La fortune souriant à l'audacieux, j'ai eu la chance de tomber par hasard sur le paradigme de la poésie académique moderne, harmonieusement compassée. Celui qui pourrait servir de moule à une standardisation de la production. Le moule en question se trouve en dernière page du n° 13 de la revue trimestrielle Chroniques de la Bibliothèque nationale de France. Une référence culturelle. Cette livraison – voyons là un heureux présage – est celle du tournant du millénaire: décembre 2000 -janvier-février 2001, qui sera aussi, si le conservatisme ne l'emporte pas sur l'esprit de novation, celui du renouveau total du mode de création poétique. Je me contente, avant de satisfaire la concupiscence de l'amateur de lignes inégales, de recopier les précisions dispensées par cette gazette digne de confiance sur l'auteur de la merveille:

Patrick Tudoret, né en 1961, est l'auteur de trois romans publiés aux éditions de la Table ronde: Impasse du Capricorne (1992), Les Jalousies de Sienne (1994) et La Nostalgie des singes (1997).

Je demande à présent au lecteur de bien vouloir respecter le silence le plus absolu, car voici la chose:

Mousson

L'Orient au loin dessine une fleur d'ambre
La nuit calque ses pleurs et ravit les mémoires
Elle s'ouvre encore
À des sillages
Où des moussons intimes
Ont jeté leurs pluies noires
Il reste un peu de vent
Des parfums alanguis
Où meurent trop de visages
Des enfants égarés
Des femmes évanouies
Il reste un peu de jour
Où passent en souffrance
Un amour
Et des yeux sans regard
Et des croix de silence

Ce petit chef-d'œuvre suffirait à lui seul à ruiner l'axiome inaugural de Gombrowicz dans Contre les poètes: «Presque personne n'aime les vers, et le monde des vers est fictif et faux.»

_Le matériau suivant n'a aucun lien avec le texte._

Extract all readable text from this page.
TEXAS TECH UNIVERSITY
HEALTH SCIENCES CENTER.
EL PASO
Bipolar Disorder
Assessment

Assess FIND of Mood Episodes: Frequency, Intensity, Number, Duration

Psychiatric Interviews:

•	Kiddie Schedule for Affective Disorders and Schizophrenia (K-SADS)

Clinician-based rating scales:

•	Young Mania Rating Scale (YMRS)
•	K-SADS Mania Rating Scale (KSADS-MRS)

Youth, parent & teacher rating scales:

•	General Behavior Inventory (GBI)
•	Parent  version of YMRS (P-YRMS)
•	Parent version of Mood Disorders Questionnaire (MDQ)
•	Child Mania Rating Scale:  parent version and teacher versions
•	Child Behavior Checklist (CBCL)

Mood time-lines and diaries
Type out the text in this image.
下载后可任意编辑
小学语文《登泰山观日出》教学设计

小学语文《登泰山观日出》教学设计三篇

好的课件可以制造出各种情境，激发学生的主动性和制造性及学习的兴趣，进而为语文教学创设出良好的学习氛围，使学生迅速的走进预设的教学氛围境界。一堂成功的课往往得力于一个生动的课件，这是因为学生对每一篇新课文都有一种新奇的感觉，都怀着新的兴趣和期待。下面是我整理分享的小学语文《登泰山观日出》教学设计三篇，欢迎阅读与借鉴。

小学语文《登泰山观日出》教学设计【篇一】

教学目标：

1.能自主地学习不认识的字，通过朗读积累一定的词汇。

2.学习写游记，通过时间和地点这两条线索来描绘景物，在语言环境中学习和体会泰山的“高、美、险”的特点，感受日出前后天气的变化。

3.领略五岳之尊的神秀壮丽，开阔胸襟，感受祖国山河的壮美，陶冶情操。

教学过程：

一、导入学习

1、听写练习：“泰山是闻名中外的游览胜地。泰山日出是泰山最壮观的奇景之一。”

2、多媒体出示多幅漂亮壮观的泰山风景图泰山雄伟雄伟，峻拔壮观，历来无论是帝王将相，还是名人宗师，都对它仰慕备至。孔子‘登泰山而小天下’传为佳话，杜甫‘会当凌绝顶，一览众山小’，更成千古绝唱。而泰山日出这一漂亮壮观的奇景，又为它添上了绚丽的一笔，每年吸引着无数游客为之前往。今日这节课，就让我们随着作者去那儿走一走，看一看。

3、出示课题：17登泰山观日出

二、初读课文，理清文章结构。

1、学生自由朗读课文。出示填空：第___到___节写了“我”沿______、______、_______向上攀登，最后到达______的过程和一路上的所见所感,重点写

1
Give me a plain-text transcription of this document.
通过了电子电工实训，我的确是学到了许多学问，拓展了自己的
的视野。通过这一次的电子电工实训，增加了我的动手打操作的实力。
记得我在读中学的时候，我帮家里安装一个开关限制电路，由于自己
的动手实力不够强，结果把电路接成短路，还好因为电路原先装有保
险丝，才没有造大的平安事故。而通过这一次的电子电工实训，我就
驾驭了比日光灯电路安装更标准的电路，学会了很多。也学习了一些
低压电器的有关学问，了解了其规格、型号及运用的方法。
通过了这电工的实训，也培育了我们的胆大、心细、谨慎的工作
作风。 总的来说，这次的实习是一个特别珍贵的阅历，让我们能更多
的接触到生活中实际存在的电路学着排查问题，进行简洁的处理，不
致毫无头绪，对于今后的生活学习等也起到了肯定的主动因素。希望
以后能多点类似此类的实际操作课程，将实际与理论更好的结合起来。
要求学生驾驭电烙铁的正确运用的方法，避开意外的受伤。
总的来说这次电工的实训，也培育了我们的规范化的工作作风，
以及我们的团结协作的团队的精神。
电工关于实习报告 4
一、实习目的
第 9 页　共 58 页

Pour le thème, on a là quelque chose comme «Nuit de Chine, nuit câline, nuit d'amour» (même si c'est l'Inde ou la Thaïlande), en plus pathétique, mais le poète académique contemporain se doit d'être légèrement pathétique, comme on l'aura observé (pathétique ou sentencieux, ou les deux). Les détails importent peu et n'apportent guère d'autres informations. Mais enfin, l'expression diffère, et c'est elle qui nous importe, si nous voulons parvenir à nos fins, augmenter la production tout en libérant le poète de ses souffrances.

Nous avons compris le principe du vers libre. Il nous reste à assimiler le fonctionnement sémantique, syntaxique, lexical de la chose, et le tour sera joué. Heureux détenteurs de la formule du Coca-Cola lyrique, nous pourrons inonder le monde de nos produits.

Sémantiquement, rien de très neuf: chaque vers doit contenir une impropriété qui puisse avoir l'air d'une possible métaphore. La métaphore est par excellence ce qui fait poétique. L'impropriété consistera donc à réunir un substantif et un verbe, un substantif et un adjectif, un verbe et un complément, etc., qui ne vont pas ensemble normalement: «L'Orient dessine». «La nuit calque», «Calque des pleurs». «Des croix de silence». Du moment que ça ne se peut pas, c'est bon. Ce n'est quand même pas la peine de faire de la poésie pour parler comme tout le monde.